Je ne bougeais pas. Dans ces situations les zoulous sont souvent très perturbés lorsque des éléments inattendus s'immiscent dans leur paysage. Sa situation, bien qu'extrêmement délicate puisqu'il avait l'entièreté de sa jambe brisée, n'était pas insoutenable. Tout papou d'afrique qui se respecte peu se tirer sans grave problème d'une banale chute de baobab. Les baobabs, d'ailleurs, sont de gros arbres qui au fond n'ont aucune animosité pour les papous, ni pour aucun être d'ailleurs. Comme les éléphants, ils sont trop imposants et dégagent trop de choses sacrées pour avoir la mesquinerie d'être bassement rancuniers. 

Le potamochère continuait son raffut doré sans se soucier de la terre qui tourne, des hommes persécutés pour leur petite taille, ou des enfants qui n'ont pas eu de dessert. Il trouvait une certaine magie à remuer la terre autour de lui, à ce qu'on en entendait. 

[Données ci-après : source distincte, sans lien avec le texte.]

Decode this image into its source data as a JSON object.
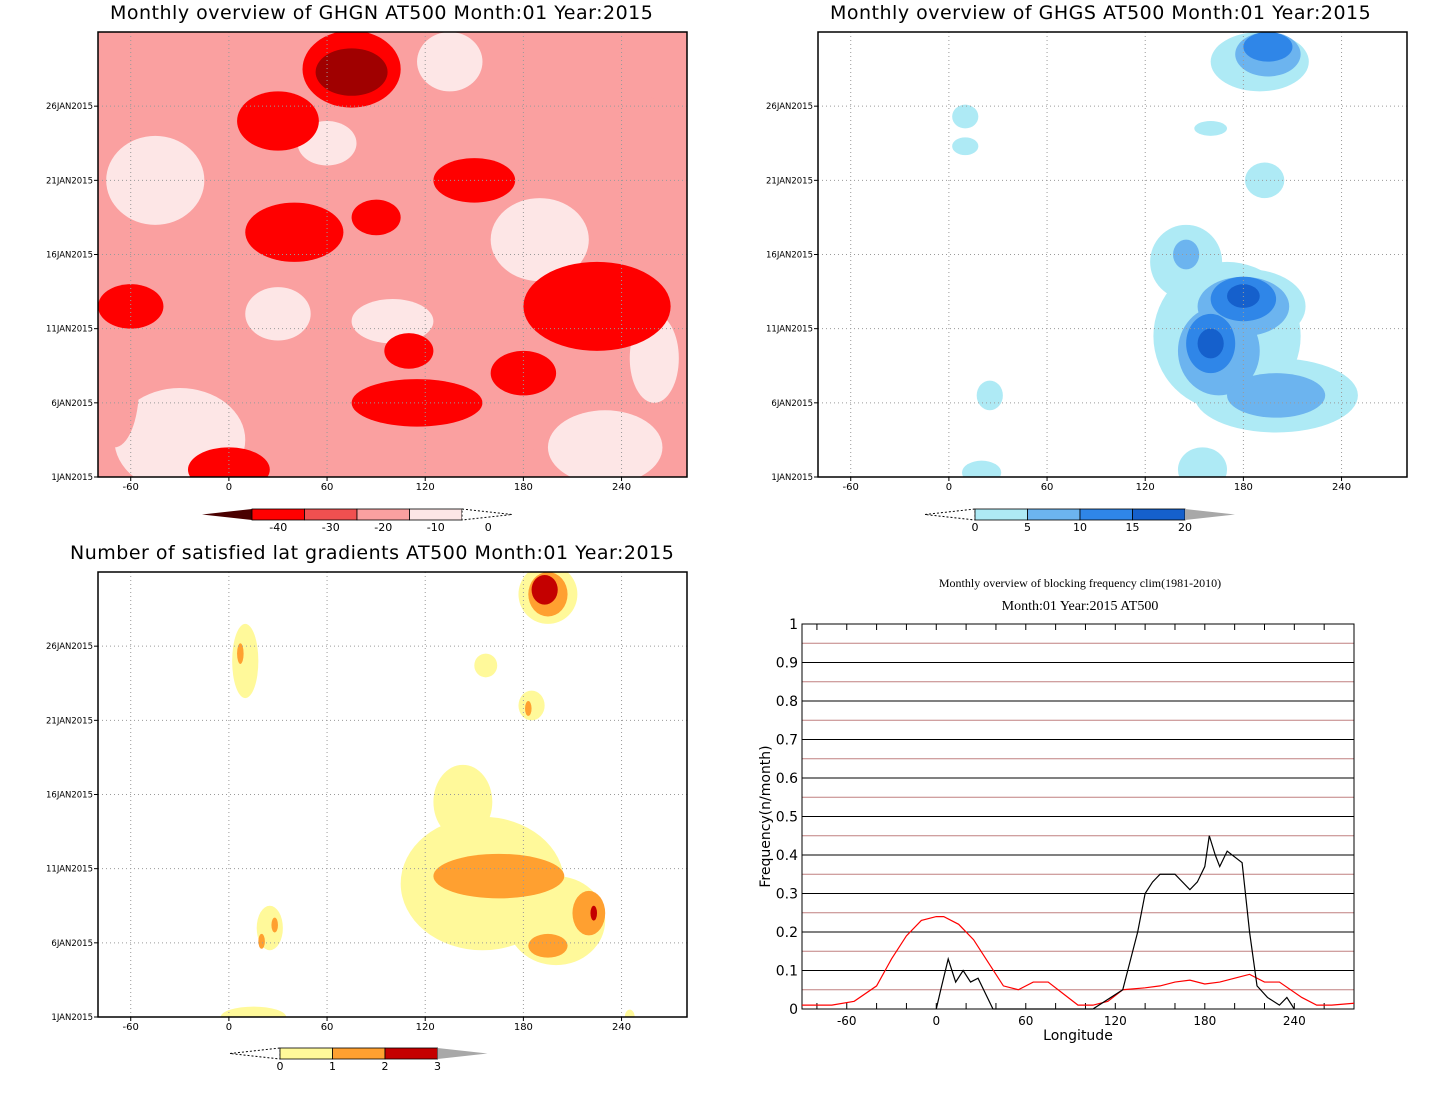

Le papou lança une plainte plus aigüe, mais on sentait dans la pointe de la plainte une modulation étrange et comme sortie de nulle part, à la manière du soleil qui en mourrant sur la mer à Etretat jette parfois sur l'horizon entier un rayon vert qui hypnotise et frappe les foules de badauds. Puis, on ne l'entendit presque plus, sinon un remuement d'herbes de temps en temps. 

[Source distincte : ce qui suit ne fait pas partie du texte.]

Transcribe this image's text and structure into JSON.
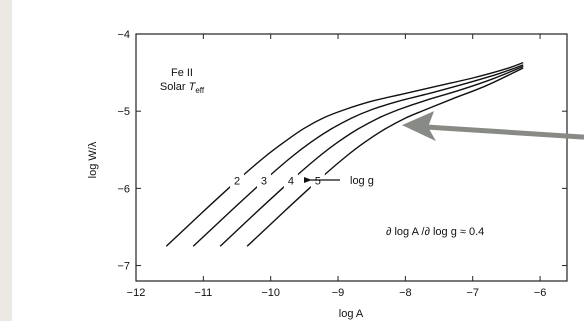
{
  "chart_data": {
    "type": "line",
    "title": "",
    "xlabel": "log A",
    "ylabel": "log W/λ",
    "xlim": [
      -12,
      -5.6
    ],
    "ylim": [
      -7.2,
      -4
    ],
    "xticks": [
      -12,
      -11,
      -10,
      -9,
      -8,
      -7,
      -6
    ],
    "yticks": [
      -7,
      -6,
      -5,
      -4
    ],
    "xtick_labels": [
      "−12",
      "−11",
      "−10",
      "−9",
      "−8",
      "−7",
      "−6"
    ],
    "ytick_labels": [
      "−7",
      "−6",
      "−5",
      "−4"
    ],
    "grid": false,
    "legend": "none",
    "annotations": {
      "species": "Fe II",
      "solar_prefix": "Solar ",
      "teff_main": "T",
      "teff_sub": "eff",
      "logg_label": "log g",
      "derivative": "∂ log A /∂ log g ≈ 0.4"
    },
    "series": [
      {
        "label": "2",
        "x": [
          -11.55,
          -11.0,
          -10.5,
          -10.1,
          -9.8,
          -9.5,
          -9.2,
          -8.9,
          -8.5,
          -8.0,
          -7.5,
          -7.0,
          -6.5,
          -6.25
        ],
        "y": [
          -6.75,
          -6.3,
          -5.9,
          -5.6,
          -5.4,
          -5.22,
          -5.08,
          -4.98,
          -4.87,
          -4.77,
          -4.67,
          -4.57,
          -4.45,
          -4.37
        ]
      },
      {
        "label": "3",
        "x": [
          -11.15,
          -10.6,
          -10.1,
          -9.7,
          -9.4,
          -9.1,
          -8.8,
          -8.5,
          -8.1,
          -7.6,
          -7.1,
          -6.6,
          -6.25
        ],
        "y": [
          -6.75,
          -6.3,
          -5.9,
          -5.6,
          -5.4,
          -5.23,
          -5.09,
          -4.98,
          -4.87,
          -4.76,
          -4.64,
          -4.51,
          -4.4
        ]
      },
      {
        "label": "4",
        "x": [
          -10.75,
          -10.2,
          -9.7,
          -9.3,
          -9.0,
          -8.7,
          -8.4,
          -8.1,
          -7.7,
          -7.2,
          -6.7,
          -6.25
        ],
        "y": [
          -6.75,
          -6.3,
          -5.9,
          -5.6,
          -5.4,
          -5.23,
          -5.09,
          -4.98,
          -4.86,
          -4.73,
          -4.58,
          -4.42
        ]
      },
      {
        "label": "5",
        "x": [
          -10.35,
          -9.8,
          -9.3,
          -8.9,
          -8.6,
          -8.3,
          -8.0,
          -7.7,
          -7.3,
          -6.8,
          -6.25
        ],
        "y": [
          -6.75,
          -6.3,
          -5.9,
          -5.6,
          -5.4,
          -5.23,
          -5.09,
          -4.98,
          -4.84,
          -4.67,
          -4.44
        ]
      }
    ],
    "pointer_arrow": {
      "x": -8.05,
      "y": -5.18,
      "color": "#878a85"
    }
  }
}
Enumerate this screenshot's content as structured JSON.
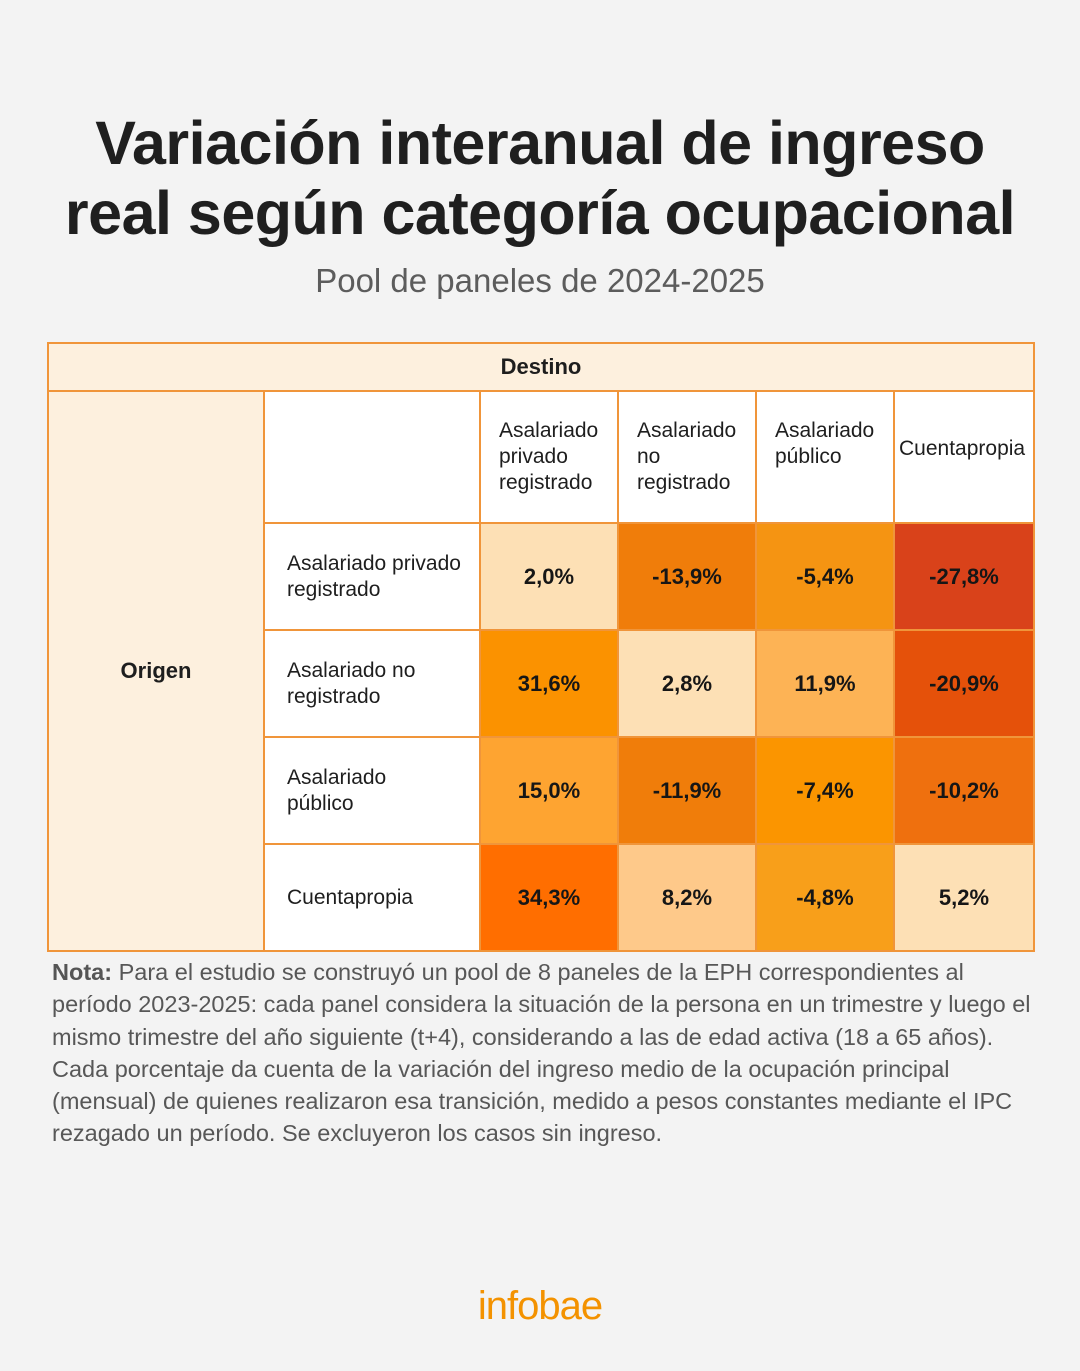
{
  "title_line1": "Variación interanual de ingreso",
  "title_line2": "real según categoría ocupacional",
  "subtitle": "Pool de paneles de 2024-2025",
  "destino_label": "Destino",
  "origen_label": "Origen",
  "columns": [
    [
      "Asalariado",
      "privado",
      "registrado"
    ],
    [
      "Asalariado",
      "no",
      "registrado"
    ],
    [
      "Asalariado",
      "público"
    ],
    [
      "Cuentapropia"
    ]
  ],
  "rows": [
    [
      "Asalariado privado",
      "registrado"
    ],
    [
      "Asalariado no",
      "registrado"
    ],
    [
      "Asalariado",
      "público"
    ],
    [
      "Cuentapropia"
    ]
  ],
  "chart_data": {
    "type": "heatmap",
    "title": "Variación interanual de ingreso real según categoría ocupacional",
    "subtitle": "Pool de paneles de 2024-2025",
    "x_axis_label": "Destino",
    "y_axis_label": "Origen",
    "x_categories": [
      "Asalariado privado registrado",
      "Asalariado no registrado",
      "Asalariado público",
      "Cuentapropia"
    ],
    "y_categories": [
      "Asalariado privado registrado",
      "Asalariado no registrado",
      "Asalariado público",
      "Cuentapropia"
    ],
    "values": [
      [
        2.0,
        -13.9,
        -5.4,
        -27.8
      ],
      [
        31.6,
        2.8,
        11.9,
        -20.9
      ],
      [
        15.0,
        -11.9,
        -7.4,
        -10.2
      ],
      [
        34.3,
        8.2,
        -4.8,
        5.2
      ]
    ],
    "labels": [
      [
        "2,0%",
        "-13,9%",
        "-5,4%",
        "-27,8%"
      ],
      [
        "31,6%",
        "2,8%",
        "11,9%",
        "-20,9%"
      ],
      [
        "15,0%",
        "-11,9%",
        "-7,4%",
        "-10,2%"
      ],
      [
        "34,3%",
        "8,2%",
        "-4,8%",
        "5,2%"
      ]
    ],
    "colors": [
      [
        "#fde0b5",
        "#f07d0a",
        "#f59412",
        "#d9421a"
      ],
      [
        "#fb9200",
        "#fde0b5",
        "#fdb355",
        "#e5510a"
      ],
      [
        "#fea431",
        "#f07d0a",
        "#fb9500",
        "#ef700e"
      ],
      [
        "#ff6e00",
        "#fec98a",
        "#f89f1a",
        "#fde0b5"
      ]
    ]
  },
  "note_label": "Nota:",
  "note_text": " Para el estudio se construyó un pool de 8 paneles de la EPH correspondientes al período 2023-2025: cada panel considera la situación de la persona en un trimestre y luego el mismo trimestre del año siguiente (t+4), considerando a las de edad activa (18 a 65 años). Cada porcentaje da cuenta de la variación del ingreso medio de la ocupación principal (mensual) de quienes realizaron esa transición, medido a pesos constantes mediante el IPC rezagado un período. Se excluyeron los casos sin ingreso.",
  "logo": "infobae"
}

Depuis mon abri sur la branche d'un jujubier, je ne voyais qu'à peine ce qui se déroulait. La nuit déjà presque complète ne permettait plus de voir grand chose, et la fatigue embruait mes yeux tous mouillés de poussière et de fatigue accumulée. Je plissais les yeux encore une fois, jaugeant quel serait le bon moment pour sortir de mon abri, mais ne parvenant pas à me décider. 

 

Puis, soudain, je vis Georges. 

 

8 juillet 2016

Un.

J'observais sans rien dire le papou au loin qui bronchait dans son baobab. Il avait avalé des feuilles de travers et tentait de racler le fond de sa gorge à grands bruits d'éructation, se grattant d'une main aux ongles cassés et sales le creux susternal, comme pour enlever à travers la peau du cou les fibres qui génaient sa trachée. Au dessus de sa tête emplumée et pavée de brindilles sacrées d'arbres aux essences diverses, on apercevait le rouge du soleil couchant qui noyait l'horizon. Ma bouche était sèche et mon manteau plein des poussières accumulées pendant la journée s'agitant autour de moi. 

Soudain la silhouette malingre du papou s'agita de droite à gauche et de gauche à droite violemment, faisant bouger les branchouilles au somment du baobab. Il poussa un cri très aigu, fit trembler sa tête que je distringuais à peine à la hauteur où j'étais, et soudait on vit sa carcasse chuter en un ultime soubresaut, au bas du baobab. 

Un bruit de bris d'os, la chute avait été mauvaise pour le papou, et un petit gémissement à peine distinct. Trois corneilles qui s'envolent, puis rien. On sentait la chaleur rauque d'un potamochère qui quelque part grattait la terre en soulevant la poussière ocre. Je n'osais m'avancer, sachant que cette heure tardive était privilégiée par les lionnes pour partir à la recherche d'un cuissot d'algazelle ou un fémur de zèbre laissé dans la puanteur de l'été.